Lock ‘theme park’ plans are wrong

FORUM: Vicky Richardson, who worked at Camden Lock Market as a teenager, condemns the proposal for a Ferris wheel she says will blight the West Yard and the Interchange warehouse

Thursday, 13th October 2022 — By Vicky Richardson

West yard view

Artist’s impression: do the LabTech executives really spend their weekends visiting Ferris wheels?

I CAN date the year I worked at Camden Lock market by the release of Spandau Ballet’s hit single Gold, which was high in the charts in the autumn of 1983.

As an indie kid I hated the song but it blared out repeatedly on the stallholders’ radios across the market and has stayed in my mind ever since.

The memory of working on a bead stall in Middle Yard, just off Camden Lock Place, came back to me recently when I was reading the planning application submitted by owner LabTech to put an observation wheel in the West Yard, a public space that is currently occupied by food stalls and colourful narrowboats.

For my first Saturday job on the bead stall, I was paid the princely sum of £10 a day. The morning began by collecting trays of beads from the Bead Shop on the first floor of the West Yard shops.

In the winter months it was virtually impossible to count the miniscule beads into small plastic bags with my fingers freezing off.

Forty years later, my own teenage daughter hangs out at Camden Lock – she and her friends prefer it to other local places like King’s Cross because it’s not “bougie”.

Camden Lock is a place where young people become themselves. Later in life many of us still remember who we were with, what we were listening to and what we were wearing at the market.

Legally the site might belong to LabTech, but by rights it belongs to all of us. That’s why I’m so upset by the company’s plan to turn the area into a theme park and visitor attraction, (Wheel set in motion to revamp Lock, September 29).

At the hollow heart of their proposal is a 40-metre high Ferris wheel, which will dwarf one of Camden’s most beautiful spots, the West Yard of the Lock.

The wheel (a standard “off-the-shelf” model rather than a specially designed one like the London Eye) will be supported on five legs that straddle the lock, preventing the passage of water traffic.

The space of the West Yard, where people love to mill about, eat, and socialise, will mostly be taken up by the base of the wheel – a box containing the wheel drives – and no doubt there will
be a queue snaking across the rest of the yard.

This deeply flawed proposal is supposed to bring life, soul and culture back to Camden Lock. Do the LabTech executives really spend their weekends visiting Ferris wheels? I very much doubt it.

The Great Wheel of Earl’s Court was a popular attraction in 1894 but someone should tell them things have moved on.

More to the point, though, the beauty of Camden Lock and the Regent’s Canal is not about soaring views across the skyline but about the ground-level, close-up, fabric of the city.

Its appeal is about being connected to the water, walking on historic granite cobbles, across the roving bridge and being up close to the brick structures that make Camden one of Britain’s most important heritage sites.

The planning process is one of the most important tools of democracy that we have, but LabTech’s application seems designed to put people off reading it.
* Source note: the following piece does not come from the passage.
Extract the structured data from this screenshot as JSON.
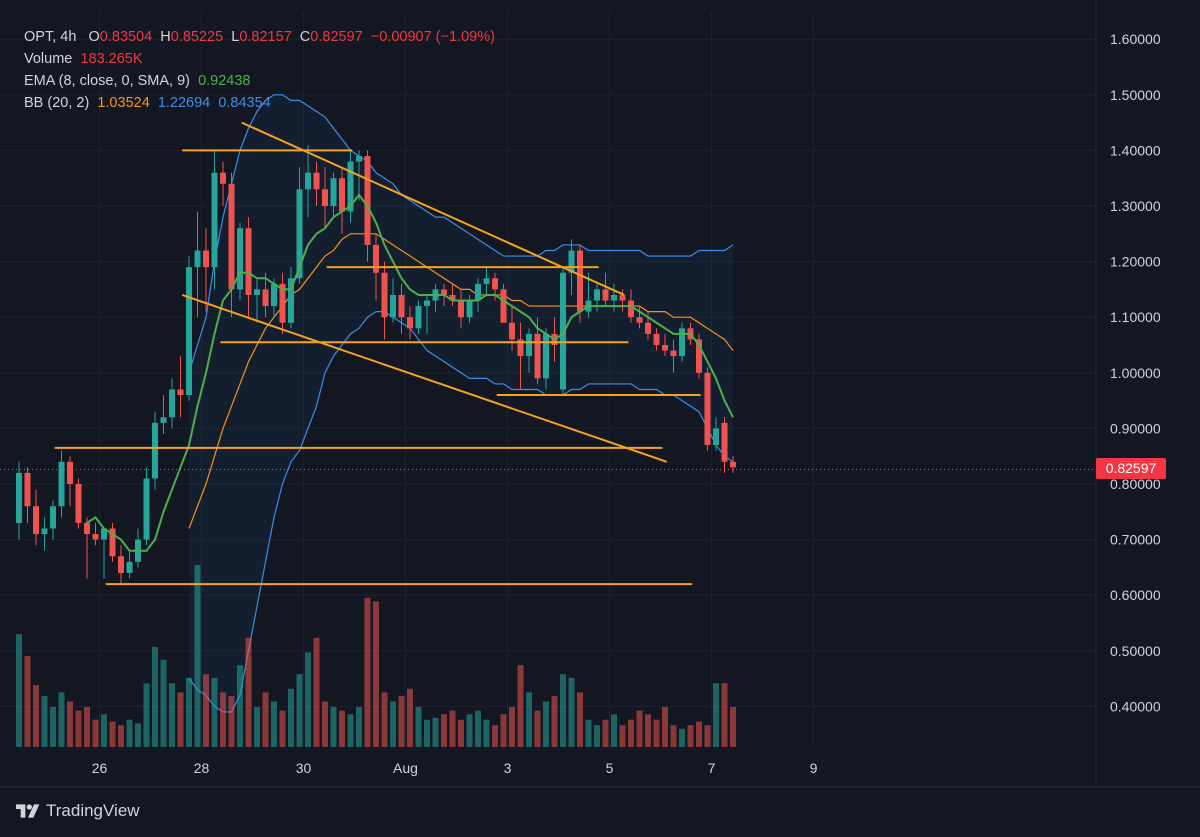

Consisting of 78 documents, most of it is repetitive padding that you have to wade through to extract the relevant information. When you do finally realise what the company is proposing, the idea is shocking in its disregard for the quality of the place, its history and architecture.

But, as the CNJ reported on June 9, LabTech plans to sell Camden Lock, so it seems likely the proposal is intended not for the long- term good of businesses, residents, or even visitors, but to make the property look like a lucrative investment.

In fact the Ferris wheel complements another atrocious idea, a subterranean theme park named Babylon Park, which is set to open across three floors of the Hawley Wharf development.

Nevertheless the West Yard proposal speaks about bringing culture and arts to Camden Lock.

It says that a proposed exhibition space in the East Vaults of the Interchange Building, which is also part of the application, is intended to rival Camden’s cultural sites such as the British Library, British Museum and the Roundhouse.

This is a serious under-estimation of what it takes to create a cultural venue and betrays the lack of imagination of the proposal.

I visited the West Yard and Interchange Building recently with my design students from the Royal College of Art.

I challenged them to come up with their own proposals for future uses for the West Yard and the Interchange warehouse.

One of them designed a centre for local gardeners to exchange knowledge, plants, and seeds.

Thinking about the huge demand there is in Camden for allotments, he imagined a system of floating gardens that would dock in Dead Dog Basin beneath the giant warehouse, from where an elegant spiral staircase would bring people up to ground level to enjoy greenhouses and gardens.

This is the sort of visionary thinking we need if we’re going revive Camden Lock. We would be better off handing the project to the young people who really value it.

• Vicky Richardson is an architectural curator and writer.